Both CD8 and CD4 T cell responses increased only modestly following monovalent and bivalent boosters. Median BA.5 CD8+ T cells went from 0.027% to 0.048% with the monovalent booster and from 0.024% to 0.046% with the bivalent booster. Similarly, CD4+ T cells went from 0.06% to 0.13% with the monovalent booster and went from 0.051% to 0.072% with the bivalent booster. We don’t know what these small increases translate to actual protectiveness.

In terms of neutralization antibodies, both monovalent and bivalent boosters stimulated a marked increase. Even though the bivalent booster had a 1.3 times higher level than the monovalent booster, that level was not statistically significant. When immunological data is not significant, it is even harder to make clinical translation predictions.

https://www.biorxiv.org/content/10.1101/2022.10.24.513619v1

The second preprint was done by a research team from Columbia University. The researchers used pseudovirus neutralization assays to measure the effect of neutralizing antibodies collected from people who received the bivalent booster as the fourth dose, people who received three or four doses of the original monovalent vaccine, and people who had BA.4/5 infection after mRNA vaccination.

At ~3-5 weeks post booster shot, individuals who received a fourth vaccine dose with a bivalent mRNA vaccine targeting BA.4/BA.5 had similar neutralizing antibody titers as those receiving a fourth monovalent mRNA vaccine against all SARS-CoV-2 variants tested, including BA.4/BA.5.

Interestingly, those who received a fourth monovalent vaccine had a slightly higher neutralizing antibody titer than those who received the bivalent vaccine against three related viruses: SARS-CoV, GD-Pangolin, and WIV1.

The conclusion is that the bivalent booster given as the fourth dose did not induce superior or higher neutralizing antibody responses in humans.

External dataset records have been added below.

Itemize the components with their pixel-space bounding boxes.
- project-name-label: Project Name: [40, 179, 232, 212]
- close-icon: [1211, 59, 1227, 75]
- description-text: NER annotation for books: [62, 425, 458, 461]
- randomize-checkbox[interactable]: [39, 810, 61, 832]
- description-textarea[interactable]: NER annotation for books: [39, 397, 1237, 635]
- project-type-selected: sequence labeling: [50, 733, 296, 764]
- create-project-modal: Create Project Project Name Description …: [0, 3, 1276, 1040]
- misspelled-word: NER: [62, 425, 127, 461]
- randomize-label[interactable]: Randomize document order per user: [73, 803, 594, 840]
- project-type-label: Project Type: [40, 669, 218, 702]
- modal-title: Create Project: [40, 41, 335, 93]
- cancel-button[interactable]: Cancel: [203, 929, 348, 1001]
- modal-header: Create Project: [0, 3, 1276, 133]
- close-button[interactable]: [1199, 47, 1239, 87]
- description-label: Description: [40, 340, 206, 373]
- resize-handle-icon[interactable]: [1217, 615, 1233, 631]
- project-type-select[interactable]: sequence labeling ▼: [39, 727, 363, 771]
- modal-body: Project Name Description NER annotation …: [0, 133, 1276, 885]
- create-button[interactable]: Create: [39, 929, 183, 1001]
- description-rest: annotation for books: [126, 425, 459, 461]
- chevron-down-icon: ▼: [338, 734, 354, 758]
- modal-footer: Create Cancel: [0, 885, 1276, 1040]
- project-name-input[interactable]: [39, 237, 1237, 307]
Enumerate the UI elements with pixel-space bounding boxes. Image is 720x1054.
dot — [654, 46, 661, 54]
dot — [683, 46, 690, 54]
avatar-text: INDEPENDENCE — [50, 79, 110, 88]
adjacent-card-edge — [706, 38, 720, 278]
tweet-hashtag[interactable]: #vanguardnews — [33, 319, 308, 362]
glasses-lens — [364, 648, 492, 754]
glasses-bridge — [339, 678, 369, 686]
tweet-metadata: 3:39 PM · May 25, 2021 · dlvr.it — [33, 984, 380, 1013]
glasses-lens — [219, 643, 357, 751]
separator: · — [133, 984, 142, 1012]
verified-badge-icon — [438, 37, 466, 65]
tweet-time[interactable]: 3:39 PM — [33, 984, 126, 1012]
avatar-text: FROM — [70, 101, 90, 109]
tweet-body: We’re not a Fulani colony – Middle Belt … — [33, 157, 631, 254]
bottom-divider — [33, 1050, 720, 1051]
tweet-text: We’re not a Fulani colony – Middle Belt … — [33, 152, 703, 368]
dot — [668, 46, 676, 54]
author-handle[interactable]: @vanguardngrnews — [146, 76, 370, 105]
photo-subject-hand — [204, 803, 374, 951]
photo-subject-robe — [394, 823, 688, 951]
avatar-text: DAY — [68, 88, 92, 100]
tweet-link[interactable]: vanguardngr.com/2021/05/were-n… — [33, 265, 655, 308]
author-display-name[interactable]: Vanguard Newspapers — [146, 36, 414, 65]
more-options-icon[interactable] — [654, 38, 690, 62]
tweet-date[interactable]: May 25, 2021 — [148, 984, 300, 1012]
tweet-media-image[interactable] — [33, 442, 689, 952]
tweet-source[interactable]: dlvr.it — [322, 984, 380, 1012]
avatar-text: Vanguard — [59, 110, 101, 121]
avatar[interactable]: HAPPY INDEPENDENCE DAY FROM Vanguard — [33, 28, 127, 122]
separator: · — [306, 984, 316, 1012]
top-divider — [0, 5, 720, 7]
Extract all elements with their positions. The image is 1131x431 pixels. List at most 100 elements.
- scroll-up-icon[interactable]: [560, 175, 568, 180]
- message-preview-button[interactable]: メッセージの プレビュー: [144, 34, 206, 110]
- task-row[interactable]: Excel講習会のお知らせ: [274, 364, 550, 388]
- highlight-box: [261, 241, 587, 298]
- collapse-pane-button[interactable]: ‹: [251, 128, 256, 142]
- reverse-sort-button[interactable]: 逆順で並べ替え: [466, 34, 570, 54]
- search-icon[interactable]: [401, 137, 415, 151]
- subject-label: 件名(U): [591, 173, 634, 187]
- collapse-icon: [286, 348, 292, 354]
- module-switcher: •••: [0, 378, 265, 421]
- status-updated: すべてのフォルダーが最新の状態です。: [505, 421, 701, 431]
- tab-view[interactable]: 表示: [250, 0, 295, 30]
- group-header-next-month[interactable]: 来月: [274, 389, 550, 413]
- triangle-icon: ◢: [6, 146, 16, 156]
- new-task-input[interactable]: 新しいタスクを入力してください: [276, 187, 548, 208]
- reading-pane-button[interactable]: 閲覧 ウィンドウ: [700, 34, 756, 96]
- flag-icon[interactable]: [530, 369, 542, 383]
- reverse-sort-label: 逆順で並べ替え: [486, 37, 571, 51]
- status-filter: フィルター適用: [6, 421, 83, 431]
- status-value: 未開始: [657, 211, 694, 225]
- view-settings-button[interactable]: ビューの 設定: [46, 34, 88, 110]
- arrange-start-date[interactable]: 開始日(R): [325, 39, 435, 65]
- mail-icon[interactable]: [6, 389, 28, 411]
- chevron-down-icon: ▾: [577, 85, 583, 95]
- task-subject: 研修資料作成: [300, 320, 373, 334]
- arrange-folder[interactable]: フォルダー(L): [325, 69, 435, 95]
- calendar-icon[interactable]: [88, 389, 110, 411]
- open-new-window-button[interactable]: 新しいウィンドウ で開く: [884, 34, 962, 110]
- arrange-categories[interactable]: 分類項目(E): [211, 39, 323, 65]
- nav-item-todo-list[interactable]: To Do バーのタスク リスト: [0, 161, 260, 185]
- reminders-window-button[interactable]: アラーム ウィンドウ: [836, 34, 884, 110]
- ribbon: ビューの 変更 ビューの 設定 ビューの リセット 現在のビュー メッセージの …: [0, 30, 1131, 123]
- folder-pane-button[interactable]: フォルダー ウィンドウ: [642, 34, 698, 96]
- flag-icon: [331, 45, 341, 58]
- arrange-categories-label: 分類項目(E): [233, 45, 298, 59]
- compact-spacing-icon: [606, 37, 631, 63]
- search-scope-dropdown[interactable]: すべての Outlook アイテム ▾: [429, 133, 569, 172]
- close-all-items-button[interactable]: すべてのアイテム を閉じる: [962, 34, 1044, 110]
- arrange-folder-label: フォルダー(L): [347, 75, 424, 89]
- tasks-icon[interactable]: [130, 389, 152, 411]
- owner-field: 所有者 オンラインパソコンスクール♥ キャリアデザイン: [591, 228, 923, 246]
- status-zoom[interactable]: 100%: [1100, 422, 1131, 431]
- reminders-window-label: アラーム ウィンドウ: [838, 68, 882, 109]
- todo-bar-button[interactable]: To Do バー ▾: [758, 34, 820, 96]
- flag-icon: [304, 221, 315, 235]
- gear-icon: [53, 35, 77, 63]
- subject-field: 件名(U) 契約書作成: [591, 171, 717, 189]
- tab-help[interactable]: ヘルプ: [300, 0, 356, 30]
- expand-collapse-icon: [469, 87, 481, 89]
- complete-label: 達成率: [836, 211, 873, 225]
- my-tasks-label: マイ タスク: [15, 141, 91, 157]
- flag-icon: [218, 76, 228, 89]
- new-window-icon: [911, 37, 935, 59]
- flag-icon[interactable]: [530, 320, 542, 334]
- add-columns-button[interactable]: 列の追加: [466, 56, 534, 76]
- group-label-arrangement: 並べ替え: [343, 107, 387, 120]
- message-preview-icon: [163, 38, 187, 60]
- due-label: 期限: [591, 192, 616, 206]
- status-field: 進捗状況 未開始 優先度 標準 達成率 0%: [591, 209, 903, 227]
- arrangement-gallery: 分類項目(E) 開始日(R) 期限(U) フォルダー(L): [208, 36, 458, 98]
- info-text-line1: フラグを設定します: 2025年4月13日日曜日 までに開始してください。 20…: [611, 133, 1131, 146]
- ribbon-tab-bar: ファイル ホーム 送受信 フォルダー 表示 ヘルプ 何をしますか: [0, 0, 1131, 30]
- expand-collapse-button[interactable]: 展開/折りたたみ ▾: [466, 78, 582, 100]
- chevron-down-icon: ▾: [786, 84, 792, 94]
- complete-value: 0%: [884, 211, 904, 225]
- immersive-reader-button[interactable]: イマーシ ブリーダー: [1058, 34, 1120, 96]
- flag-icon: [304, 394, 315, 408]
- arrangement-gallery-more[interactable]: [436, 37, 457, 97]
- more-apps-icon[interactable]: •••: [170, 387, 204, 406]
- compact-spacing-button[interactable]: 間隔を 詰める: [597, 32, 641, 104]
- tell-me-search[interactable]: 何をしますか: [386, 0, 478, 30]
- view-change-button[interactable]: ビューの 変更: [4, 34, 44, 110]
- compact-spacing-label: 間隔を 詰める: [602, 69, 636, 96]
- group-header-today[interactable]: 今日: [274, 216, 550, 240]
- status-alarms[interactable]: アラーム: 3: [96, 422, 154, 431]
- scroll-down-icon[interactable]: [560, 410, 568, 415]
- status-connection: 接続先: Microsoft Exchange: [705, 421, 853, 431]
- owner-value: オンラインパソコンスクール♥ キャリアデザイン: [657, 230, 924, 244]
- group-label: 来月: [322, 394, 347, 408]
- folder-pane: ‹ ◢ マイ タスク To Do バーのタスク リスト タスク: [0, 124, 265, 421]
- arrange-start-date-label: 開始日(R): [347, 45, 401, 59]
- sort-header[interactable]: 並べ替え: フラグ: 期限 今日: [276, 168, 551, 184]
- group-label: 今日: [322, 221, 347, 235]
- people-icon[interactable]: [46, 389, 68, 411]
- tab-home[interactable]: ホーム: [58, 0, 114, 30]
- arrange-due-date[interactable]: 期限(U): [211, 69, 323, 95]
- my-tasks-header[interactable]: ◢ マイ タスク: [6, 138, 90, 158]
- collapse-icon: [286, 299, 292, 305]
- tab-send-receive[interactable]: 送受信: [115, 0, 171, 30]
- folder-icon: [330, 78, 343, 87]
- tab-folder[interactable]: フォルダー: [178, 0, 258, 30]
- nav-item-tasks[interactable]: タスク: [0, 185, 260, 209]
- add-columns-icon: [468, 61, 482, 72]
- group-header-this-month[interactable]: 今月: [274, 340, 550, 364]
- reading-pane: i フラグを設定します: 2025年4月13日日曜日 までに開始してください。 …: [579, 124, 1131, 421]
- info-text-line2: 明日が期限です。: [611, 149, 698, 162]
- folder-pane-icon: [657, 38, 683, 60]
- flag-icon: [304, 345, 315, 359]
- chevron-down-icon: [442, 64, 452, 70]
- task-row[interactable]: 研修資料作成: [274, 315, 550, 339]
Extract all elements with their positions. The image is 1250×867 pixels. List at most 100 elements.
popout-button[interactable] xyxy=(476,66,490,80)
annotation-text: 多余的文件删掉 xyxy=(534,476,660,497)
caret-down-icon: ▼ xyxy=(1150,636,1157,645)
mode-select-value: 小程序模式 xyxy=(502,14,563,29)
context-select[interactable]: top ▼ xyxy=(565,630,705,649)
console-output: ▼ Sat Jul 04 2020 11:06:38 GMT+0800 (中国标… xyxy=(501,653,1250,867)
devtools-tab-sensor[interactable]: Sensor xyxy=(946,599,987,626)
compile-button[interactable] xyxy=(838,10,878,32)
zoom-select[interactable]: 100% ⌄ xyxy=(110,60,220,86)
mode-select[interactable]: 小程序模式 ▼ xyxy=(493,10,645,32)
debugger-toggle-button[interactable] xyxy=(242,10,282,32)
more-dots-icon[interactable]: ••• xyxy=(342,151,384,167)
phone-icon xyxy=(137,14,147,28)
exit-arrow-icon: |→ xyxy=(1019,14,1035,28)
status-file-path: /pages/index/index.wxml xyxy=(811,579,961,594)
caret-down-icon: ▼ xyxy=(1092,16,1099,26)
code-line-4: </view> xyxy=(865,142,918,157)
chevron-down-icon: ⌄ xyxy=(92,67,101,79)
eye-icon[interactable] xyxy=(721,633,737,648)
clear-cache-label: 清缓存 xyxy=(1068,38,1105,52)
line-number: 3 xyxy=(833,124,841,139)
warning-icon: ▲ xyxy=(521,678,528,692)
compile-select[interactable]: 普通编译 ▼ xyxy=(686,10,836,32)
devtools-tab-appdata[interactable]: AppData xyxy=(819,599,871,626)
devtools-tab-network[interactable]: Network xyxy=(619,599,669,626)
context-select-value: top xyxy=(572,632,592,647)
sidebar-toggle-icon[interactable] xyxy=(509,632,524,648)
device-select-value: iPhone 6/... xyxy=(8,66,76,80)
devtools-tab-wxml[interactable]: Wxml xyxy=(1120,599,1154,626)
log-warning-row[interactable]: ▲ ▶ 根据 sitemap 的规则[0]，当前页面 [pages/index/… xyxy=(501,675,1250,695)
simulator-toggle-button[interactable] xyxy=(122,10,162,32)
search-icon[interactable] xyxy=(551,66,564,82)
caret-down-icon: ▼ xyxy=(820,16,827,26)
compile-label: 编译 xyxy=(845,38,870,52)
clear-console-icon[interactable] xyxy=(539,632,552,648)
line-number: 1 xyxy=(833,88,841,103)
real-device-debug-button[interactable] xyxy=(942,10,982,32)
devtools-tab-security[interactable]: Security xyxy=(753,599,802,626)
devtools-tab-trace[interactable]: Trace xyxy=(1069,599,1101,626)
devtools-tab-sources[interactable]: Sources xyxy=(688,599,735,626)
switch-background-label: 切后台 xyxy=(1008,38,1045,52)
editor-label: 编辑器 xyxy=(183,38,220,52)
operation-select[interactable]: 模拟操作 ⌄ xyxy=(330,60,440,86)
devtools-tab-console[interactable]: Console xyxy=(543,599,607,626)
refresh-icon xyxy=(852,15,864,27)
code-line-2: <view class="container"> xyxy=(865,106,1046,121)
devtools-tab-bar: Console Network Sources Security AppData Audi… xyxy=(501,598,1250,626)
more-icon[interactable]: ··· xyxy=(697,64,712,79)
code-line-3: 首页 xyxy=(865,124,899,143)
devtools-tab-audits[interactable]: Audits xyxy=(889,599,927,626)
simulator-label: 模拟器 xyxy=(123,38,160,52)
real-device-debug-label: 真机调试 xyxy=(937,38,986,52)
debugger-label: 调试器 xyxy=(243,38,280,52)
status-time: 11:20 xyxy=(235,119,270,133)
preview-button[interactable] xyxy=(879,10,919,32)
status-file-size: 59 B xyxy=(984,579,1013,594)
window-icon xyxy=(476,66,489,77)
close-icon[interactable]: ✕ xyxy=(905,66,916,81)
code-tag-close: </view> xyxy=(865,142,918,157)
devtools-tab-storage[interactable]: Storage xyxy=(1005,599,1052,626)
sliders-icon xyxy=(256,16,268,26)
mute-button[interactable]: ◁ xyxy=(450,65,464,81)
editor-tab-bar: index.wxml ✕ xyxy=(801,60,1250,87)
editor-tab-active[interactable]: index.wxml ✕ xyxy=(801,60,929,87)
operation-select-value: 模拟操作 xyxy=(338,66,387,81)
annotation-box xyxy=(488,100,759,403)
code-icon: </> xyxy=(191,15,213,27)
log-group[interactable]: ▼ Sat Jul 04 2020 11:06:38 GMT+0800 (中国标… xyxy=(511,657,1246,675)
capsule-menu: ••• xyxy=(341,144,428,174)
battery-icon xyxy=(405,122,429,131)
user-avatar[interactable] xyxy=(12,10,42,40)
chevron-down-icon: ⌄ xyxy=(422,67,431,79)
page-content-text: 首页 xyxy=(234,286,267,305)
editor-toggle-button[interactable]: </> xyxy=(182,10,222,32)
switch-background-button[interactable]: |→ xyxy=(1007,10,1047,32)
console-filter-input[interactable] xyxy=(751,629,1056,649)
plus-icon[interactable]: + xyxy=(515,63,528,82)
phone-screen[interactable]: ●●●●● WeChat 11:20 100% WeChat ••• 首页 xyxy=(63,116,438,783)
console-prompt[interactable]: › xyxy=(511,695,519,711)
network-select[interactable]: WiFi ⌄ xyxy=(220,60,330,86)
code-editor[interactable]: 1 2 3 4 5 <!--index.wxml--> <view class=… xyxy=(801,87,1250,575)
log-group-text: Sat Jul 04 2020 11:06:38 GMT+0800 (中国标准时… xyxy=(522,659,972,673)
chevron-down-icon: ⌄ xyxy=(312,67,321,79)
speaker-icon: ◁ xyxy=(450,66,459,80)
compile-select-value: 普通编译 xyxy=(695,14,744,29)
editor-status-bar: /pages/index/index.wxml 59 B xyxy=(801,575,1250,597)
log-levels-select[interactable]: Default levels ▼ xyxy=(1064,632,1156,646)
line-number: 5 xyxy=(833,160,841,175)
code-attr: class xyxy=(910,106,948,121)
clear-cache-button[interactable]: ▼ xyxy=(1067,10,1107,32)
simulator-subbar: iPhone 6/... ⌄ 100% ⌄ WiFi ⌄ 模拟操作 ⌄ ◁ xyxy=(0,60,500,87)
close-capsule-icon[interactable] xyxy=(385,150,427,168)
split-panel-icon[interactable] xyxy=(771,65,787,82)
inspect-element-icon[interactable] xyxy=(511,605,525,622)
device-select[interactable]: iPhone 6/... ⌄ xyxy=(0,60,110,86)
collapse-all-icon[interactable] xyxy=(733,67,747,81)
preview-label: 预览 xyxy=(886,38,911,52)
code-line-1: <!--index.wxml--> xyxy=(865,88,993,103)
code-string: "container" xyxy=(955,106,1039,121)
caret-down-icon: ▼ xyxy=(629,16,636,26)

(https://www.biorxiv.org/content/10.1101/2022.10.22.513349v1)

  • The Problem

So again, we have opposing narratives and evidence about the bivalent booster’s superiority. White House Officials continue to believe the industrial data more than work from academia, arguing the academic studies had a small sample size.

The reality is that studies from the industry will always be bigger than those from academia. But there is also an apparent competing interest from the industry. They must sell their products.

In case you don’t know, after the FDA gave EUA to the new bivalent booster, all the old monovalent boosters were no longer legal to use in the US. But remember, taxpayers had already paid for all the old monovalent vaccines. Where did they go? I couldn’t find any information on that. Were they being donated to other countries, or were they simply going to the dumpster?

If a new product is better than the old one, then it is logical to buy the new one. But if the improvement is questionable or marginal, is that a wise way to spend taxpayer money? Or is it just a way to guarantee profits to the big pharmaceutical industry?